… e de repente a mídia corporativa criou o hype do trânsito.
Uma profusão de matérias impressas e reportagens televisivas tomou de assalto os veículos de grande tiragem ou audiência.
A imagem acima é o ciclo do hype, termo cunhado por uma analista estadunidense sobre o frisson gerado por novas tecnologias e seu real impacto na realidade.
Hype é o efêmero, o passageiro, a última moda, aquilo que espanta ou seduz as massas vidiotizadas, passíveis de manipulações, fanatismos e reações psicopáticas frente a cada nova imagem chocante apresentada pela tele-tela.
A Sociedade do Espetáculo, texto e vídeo de Guy Debord, expõe com precisão filosófica (sic) as (im)possiblidades de superação. Farenheit 451 é outra referência (menos densa que a primeira), dentre tantas outras.

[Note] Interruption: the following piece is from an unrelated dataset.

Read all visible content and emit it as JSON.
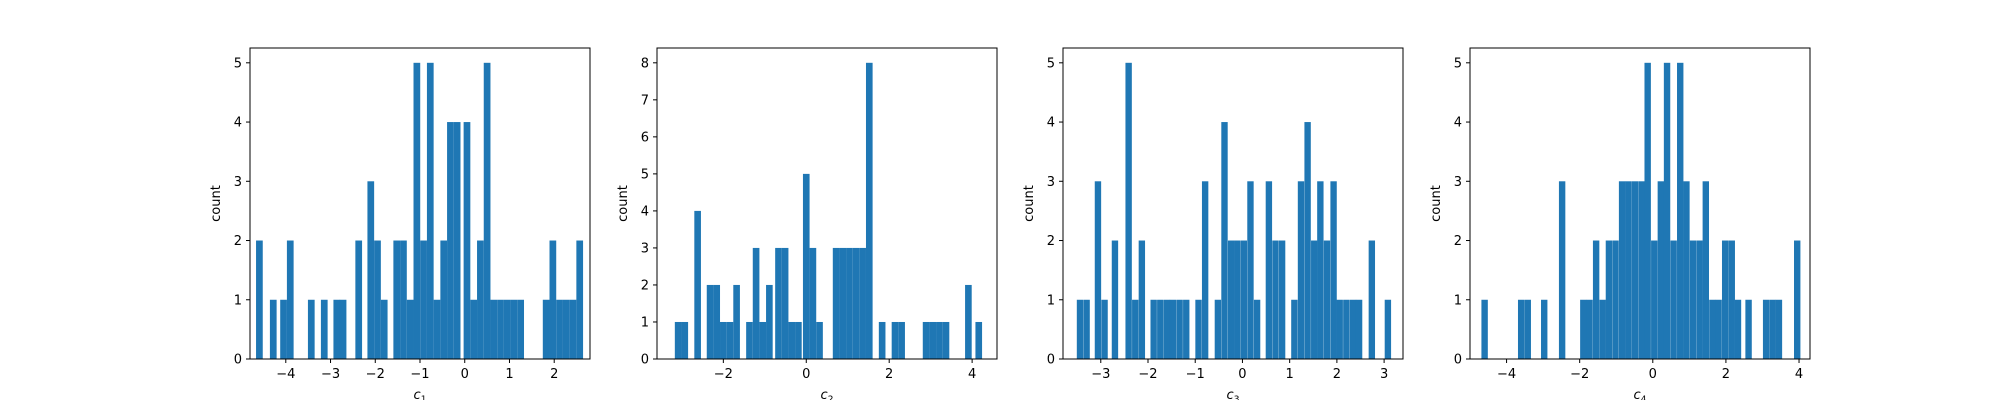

Ok, o “caos no trânsito” é real e se acentua a cada 1,8 minutos – tempo que leva para que um novo veículo motorizado venha roubar espaço público nas ruas de São Paulo.
Mas será que ele começou em março 2008? Onde estão suas raízes? Por quais caminhos passam as soluções? Qual o papel da mídia nisso tudo? E o poder público, o que fez e o que pode fazer? E o cidadão comum, qual a sua contribuição? Em grande parte das matérias, a análise é rasa e sensacionalista. Algumas poucas exceções aqui e acolá.

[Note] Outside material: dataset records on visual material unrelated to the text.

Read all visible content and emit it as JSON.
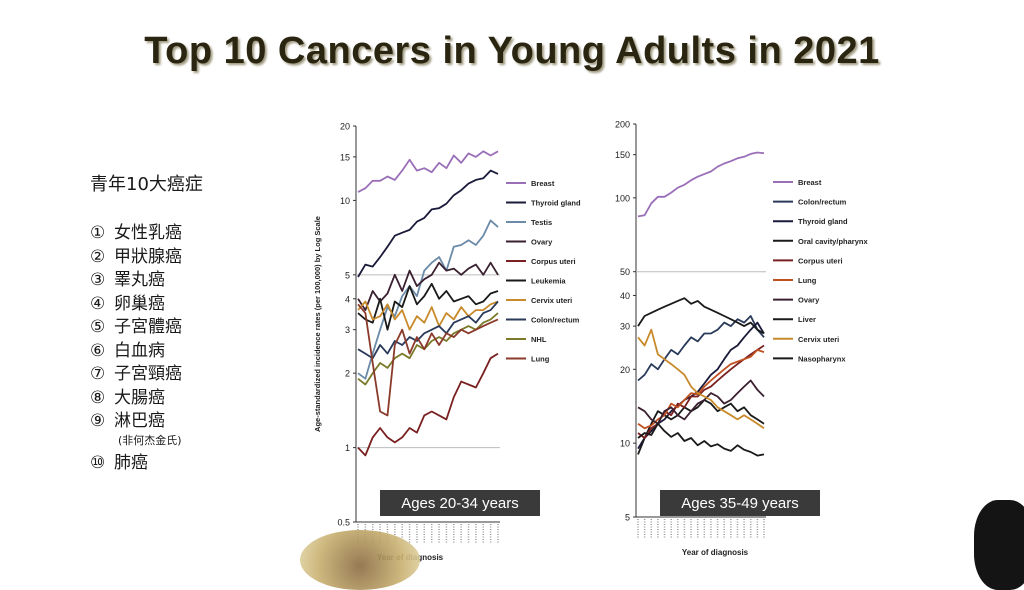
{
  "slide": {
    "title": "Top 10 Cancers in Young Adults in 2021"
  },
  "cn_list": {
    "heading": "青年10大癌症",
    "items": [
      {
        "num": "①",
        "label": "女性乳癌"
      },
      {
        "num": "②",
        "label": "甲狀腺癌"
      },
      {
        "num": "③",
        "label": "睪丸癌"
      },
      {
        "num": "④",
        "label": "卵巢癌"
      },
      {
        "num": "⑤",
        "label": "子宮體癌"
      },
      {
        "num": "⑥",
        "label": "白血病"
      },
      {
        "num": "⑦",
        "label": "子宮頸癌"
      },
      {
        "num": "⑧",
        "label": "大腸癌"
      },
      {
        "num": "⑨",
        "label": "淋巴癌"
      },
      {
        "num": "⑩",
        "label": "肺癌"
      }
    ],
    "note": "(非何杰金氏)"
  },
  "chart_data": [
    {
      "type": "line",
      "title": "Ages 20-34 years",
      "xlabel": "Year of diagnosis",
      "ylabel": "Age-standardized incidence rates (per 100,000) by Log Scale",
      "yscale": "log",
      "yticks": [
        0.5,
        1,
        2,
        3,
        4,
        5,
        10,
        15,
        20
      ],
      "ylim": [
        0.5,
        20
      ],
      "reference_lines": [
        1,
        5
      ],
      "legend_position": "right",
      "series": [
        {
          "name": "Breast",
          "color": "#9a6fb8",
          "values": [
            10.8,
            11.2,
            12.0,
            12.0,
            12.5,
            12.1,
            13.2,
            14.6,
            13.2,
            13.5,
            13.0,
            14.2,
            13.5,
            15.2,
            14.2,
            15.5,
            15.0,
            15.8,
            15.2,
            15.8
          ]
        },
        {
          "name": "Thyroid gland",
          "color": "#1a1a3a",
          "values": [
            4.9,
            5.5,
            5.4,
            5.9,
            6.5,
            7.2,
            7.4,
            7.6,
            8.2,
            8.5,
            9.2,
            9.3,
            9.7,
            10.5,
            11.0,
            11.7,
            12.1,
            12.3,
            13.2,
            12.8
          ]
        },
        {
          "name": "Testis",
          "color": "#6a8aa8",
          "values": [
            2.0,
            1.9,
            2.4,
            3.0,
            3.7,
            3.4,
            4.1,
            4.5,
            4.1,
            5.2,
            5.6,
            5.9,
            5.2,
            6.5,
            6.6,
            6.9,
            6.6,
            7.2,
            8.3,
            7.8
          ]
        },
        {
          "name": "Ovary",
          "color": "#3a2030",
          "values": [
            4.0,
            3.6,
            4.3,
            3.9,
            4.2,
            5.0,
            4.3,
            5.2,
            4.5,
            4.8,
            5.0,
            5.6,
            5.2,
            5.3,
            5.0,
            5.3,
            5.5,
            5.0,
            5.6,
            5.0
          ]
        },
        {
          "name": "Corpus uteri",
          "color": "#7a2020",
          "values": [
            1.0,
            0.93,
            1.1,
            1.2,
            1.1,
            1.05,
            1.1,
            1.2,
            1.15,
            1.35,
            1.4,
            1.35,
            1.3,
            1.6,
            1.85,
            1.8,
            1.75,
            2.0,
            2.3,
            2.4
          ]
        },
        {
          "name": "Leukemia",
          "color": "#1a1a1a",
          "values": [
            3.5,
            3.3,
            3.2,
            4.0,
            3.0,
            3.9,
            3.7,
            4.5,
            3.8,
            4.1,
            4.6,
            4.0,
            4.3,
            3.9,
            4.0,
            4.1,
            3.8,
            3.9,
            4.2,
            4.3
          ]
        },
        {
          "name": "Cervix uteri",
          "color": "#c88a2a",
          "values": [
            3.6,
            3.9,
            3.3,
            3.4,
            3.8,
            3.3,
            3.6,
            3.0,
            3.4,
            3.2,
            3.7,
            3.1,
            3.5,
            3.3,
            3.7,
            3.4,
            3.6,
            3.6,
            3.8,
            3.9
          ]
        },
        {
          "name": "Colon/rectum",
          "color": "#2a3a5a",
          "values": [
            2.5,
            2.4,
            2.3,
            2.6,
            2.4,
            2.7,
            2.6,
            2.8,
            2.7,
            2.9,
            3.0,
            3.1,
            2.9,
            3.2,
            3.3,
            3.4,
            3.2,
            3.5,
            3.6,
            3.9
          ]
        },
        {
          "name": "NHL",
          "color": "#7a7a2a",
          "values": [
            1.9,
            1.8,
            2.0,
            2.2,
            2.1,
            2.3,
            2.4,
            2.3,
            2.6,
            2.5,
            2.7,
            2.8,
            2.7,
            2.9,
            3.0,
            3.1,
            3.0,
            3.2,
            3.3,
            3.5
          ]
        },
        {
          "name": "Lung",
          "color": "#8a3a2a",
          "values": [
            3.8,
            3.5,
            2.2,
            1.4,
            1.35,
            2.6,
            3.0,
            2.4,
            2.8,
            2.5,
            2.9,
            2.6,
            2.9,
            2.8,
            3.0,
            2.9,
            3.0,
            3.1,
            3.2,
            3.3
          ]
        }
      ]
    },
    {
      "type": "line",
      "title": "Ages 35-49 years",
      "xlabel": "Year of diagnosis",
      "ylabel": "",
      "yscale": "log",
      "yticks": [
        5,
        10,
        20,
        30,
        40,
        50,
        100,
        150,
        200
      ],
      "ylim": [
        5,
        200
      ],
      "reference_lines": [
        50
      ],
      "legend_position": "right",
      "series": [
        {
          "name": "Breast",
          "color": "#9a6fb8",
          "values": [
            84,
            85,
            95,
            101,
            101,
            105,
            110,
            113,
            118,
            122,
            125,
            128,
            134,
            138,
            141,
            145,
            147,
            151,
            153,
            152
          ]
        },
        {
          "name": "Colon/rectum",
          "color": "#2a3a5a",
          "values": [
            18,
            19,
            21,
            20,
            22,
            24,
            23,
            25,
            27,
            26,
            28,
            28,
            29,
            31,
            30,
            32,
            31,
            33,
            29,
            27
          ]
        },
        {
          "name": "Thyroid gland",
          "color": "#1a1a3a",
          "values": [
            9.5,
            10.5,
            11.2,
            12.0,
            12.5,
            13.5,
            14.2,
            15.0,
            15.5,
            16.2,
            17.5,
            19,
            20,
            22,
            24,
            25,
            27,
            29,
            31,
            28
          ]
        },
        {
          "name": "Oral cavity/pharynx",
          "color": "#1a1a1a",
          "values": [
            9.0,
            10.5,
            12.0,
            13.5,
            13.0,
            12.5,
            13.0,
            14.0,
            13.5,
            14.0,
            15.0,
            14.5,
            13.5,
            14.0,
            14.5,
            13.5,
            14.0,
            13.0,
            12.5,
            12.0
          ]
        },
        {
          "name": "Corpus uteri",
          "color": "#7a2020",
          "values": [
            11.0,
            10.5,
            11.5,
            12.0,
            13.5,
            13.0,
            14.5,
            14.0,
            15.5,
            15.5,
            16.5,
            17.0,
            18.0,
            19.0,
            20.0,
            21.0,
            22.0,
            23.0,
            24.0,
            25.0
          ]
        },
        {
          "name": "Lung",
          "color": "#c05020",
          "values": [
            12.0,
            11.5,
            11.8,
            12.5,
            13.0,
            14.5,
            14.0,
            15.0,
            16.0,
            15.8,
            17.0,
            18.0,
            19.0,
            20.0,
            21.0,
            21.5,
            22.0,
            22.5,
            24.0,
            23.5
          ]
        },
        {
          "name": "Ovary",
          "color": "#3a2030",
          "values": [
            14.0,
            13.5,
            12.5,
            12.0,
            13.5,
            14.0,
            13.0,
            12.5,
            13.5,
            14.5,
            15.0,
            16.0,
            15.5,
            14.5,
            15.0,
            16.0,
            17.0,
            18.0,
            16.5,
            15.5
          ]
        },
        {
          "name": "Liver",
          "color": "#1a1a1a",
          "values": [
            30,
            33,
            34,
            35,
            36,
            37,
            38,
            39,
            37,
            38,
            36,
            35,
            34,
            33,
            32,
            31,
            30,
            31,
            29,
            28
          ]
        },
        {
          "name": "Cervix uteri",
          "color": "#c88a2a",
          "values": [
            27,
            25,
            29,
            23,
            22,
            21,
            20,
            19,
            17,
            16,
            15.5,
            15,
            14,
            13.5,
            13,
            12.5,
            13,
            12.5,
            12,
            11.5
          ]
        },
        {
          "name": "Nasopharynx",
          "color": "#1a1a1a",
          "values": [
            10.5,
            11,
            10.8,
            12,
            11.2,
            10.6,
            11,
            10.2,
            10.5,
            9.8,
            10.2,
            9.7,
            9.9,
            9.5,
            9.3,
            9.8,
            9.4,
            9.2,
            8.9,
            9.0
          ]
        }
      ]
    }
  ]
}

“Mais e melhor transporte público”, “só a tecnologia salva: com os chips veiculares, tudo se resolve”, “pedágio urbano”, “restrição de estacionamento para dar vazão aos 800 carros que entram em circulação por dia”… Obviedades e soluções miraculosas, misturados com um pouco de terrorismo midiático é o que vende revista ou mantém a população entretida antes ou depois da novela.
“Especialistas” e mais “especialistas” dão suas sábias opiniões (e aproveitam para vender seu peixe, fazendo o marketing pessoal ou da sua empresa de consultoria). Políticos e técnicos se defendem do ataque midiático, anunciam “planos”, prometem o caos ou a salvação.
Todos andam de carro (salvo, novamente, algumas poucas exceções).
Como todo hype, a pauta única não surgiu a partir de uma observação consistente e contínua da realidade, mas sim de algo “espetacular”: cinco números, cinco recordes consecutivos de congestionamento bastaram para colocar na ordem do dia o “caos do trânsito”.
A insustentabilidade do modelo de transporte baseado no automóvel não começou com uma reportagem de tevê ou com uma estatística da CET. Ela foi forjada ao longo das últimas cinco décadas, com a total e única prioridade ao automóvel sobre todas as demais formas de mobilidade urbana, sustentados pela conivência social e por interesses econômicos bastante óbvios.
Onde estava a mídia ao longo desse tempo? E os políticos, para onde estava voltada sua atenção, onde investiam o dinheiro público? E o cidadão comum, que tipo de político elegeu, quais políticas de mobilidade defende e quais os seus hábitos de locomoção?
O “caos do trânsito” é cotidiano e bastante antigo. Afeta não apenas as classes médias detentoras de automóveis, mas também (e principalmente) pedestres, ciclistas e passageiros de ônibus. Afeta a todos que vivem na cidade, pois gera agressividade, poluição, barulho, degradação do espaço público, desperdício de recursos, degradação da qualidade de vida.
A bomba relógio não explodiu nem deve explodir, pois o homem cordial encontra-se resignado: mesmo passando 6 horas por dia dentro de um ônibus, tendo usurpadas suas calçadas e faixas de pedestre, convivendo com barulho e poluição, ainda sonha em ter um carro e continua achando que político bom é o que constrói avenidas. Afinal é só ligar a televisão, abrir uma revista ou um jornal para ser bombardeado por sonhos de liberdade, poder e status vendidos em 48 prestações.
Ainda vai piorar muito para começar a melhorar. Primeiro, é preciso passar pelo hype e garantir que outro não seja colocado em seu lugar. A discussão deve ser permanente e cada vez mais profunda.
Não há mudança se não expandirmos o olhar para além do pára-brisa. Pedestres, cadeirantes, ciclistas, passageiros de ônibus, trens e metrôs não são bichos exóticos que não conseguiram comprar um carro. São a maioria da população que, por opção ou falta de, ainda não embarcou na bolha de quatro (ou duas) rodas e um motor.
A lógica da escravidão motorizada é destrutiva, segregacionista e especulativa por natureza.
É preciso contestar o automóvel, e não buscar formas de perpetuá-lo resolvendo o “problema do trânsito”.